Martin Pickering

Branching

This Post is part of a series about Git, Git concepts, commands and usage patterns to remind me and to help me learn. The first post of the series is Git - A New Years Resolution.

Nearly every VCS has some form of branching support. Branching means you diverge from the main line of development and continue to do work without messing with that main line. In many VCS tools, this is a realtively expensive process, often requiring the creation of a new copy of your source code directory, which can take a long time for large projects. Some refer to Git’s branching model as its “killer feature”, and it certainly sets Git apart in the VCS community.

The way Git branches is incredibly lightweight, making branching operations nearly instantaneous, and switching back and forth between branches generally just as fast. Unlike many other VCSs, Git encourages workflows that branch and merge often, even multiple times in a day. Understanding and mastering this feature gives you a powerful and unique tool and can entirely change the way that you develop.
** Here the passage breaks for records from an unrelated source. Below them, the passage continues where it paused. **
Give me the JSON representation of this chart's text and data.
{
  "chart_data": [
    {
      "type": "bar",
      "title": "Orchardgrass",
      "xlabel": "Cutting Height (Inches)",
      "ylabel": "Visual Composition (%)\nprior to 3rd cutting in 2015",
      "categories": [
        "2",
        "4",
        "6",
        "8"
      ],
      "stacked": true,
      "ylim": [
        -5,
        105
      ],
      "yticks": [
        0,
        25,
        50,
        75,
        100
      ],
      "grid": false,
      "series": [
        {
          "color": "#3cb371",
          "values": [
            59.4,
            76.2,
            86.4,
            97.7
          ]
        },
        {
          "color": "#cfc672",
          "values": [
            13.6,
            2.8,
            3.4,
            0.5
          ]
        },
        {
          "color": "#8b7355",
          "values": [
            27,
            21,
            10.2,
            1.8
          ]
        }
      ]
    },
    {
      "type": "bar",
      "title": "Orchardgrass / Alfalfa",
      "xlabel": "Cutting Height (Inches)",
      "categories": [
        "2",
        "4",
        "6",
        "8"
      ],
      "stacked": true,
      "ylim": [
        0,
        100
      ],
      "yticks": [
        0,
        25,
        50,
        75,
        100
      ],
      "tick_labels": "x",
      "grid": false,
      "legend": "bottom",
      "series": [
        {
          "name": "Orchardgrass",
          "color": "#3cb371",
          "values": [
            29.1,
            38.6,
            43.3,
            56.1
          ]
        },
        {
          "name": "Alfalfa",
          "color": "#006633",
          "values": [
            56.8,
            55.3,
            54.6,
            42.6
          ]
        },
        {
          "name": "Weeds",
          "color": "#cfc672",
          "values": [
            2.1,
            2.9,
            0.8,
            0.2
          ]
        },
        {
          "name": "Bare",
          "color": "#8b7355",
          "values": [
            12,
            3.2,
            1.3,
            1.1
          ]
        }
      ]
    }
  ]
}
Thorough understanding of Git Branching requires a clear picture as to how Git stores its data. Git doesn’t store data as a series of change sets or differences, but instead as a series of snapshots. When you make a commit, Git stores a commit object that contains a pointer to the snapshot of the content being staged. This object also contains the author’s name and email, the commit message, and pointers to the commit or commits that directly came before this commit (its parent or parents):

  • zero parents for the initial commit
  • one parent for a normal commit
  • multiple parents for a commit that results from a merge of two or more branches

To visualize this, let’s assume that you have a directory containing three files, and you stage them all and commit. Staging the files computes a checksum for each one, stores that version of the file in the Git repository (Git refers to them as blobs), and adds that checksum to the staging area.

When you create the commit by running git commit, Git checksums each subdirectory and stores those tree objects in the Git repository. Git then creates a commit object that has the metadata and a pointer to the root project tree so it can re-create that snapshot when needed.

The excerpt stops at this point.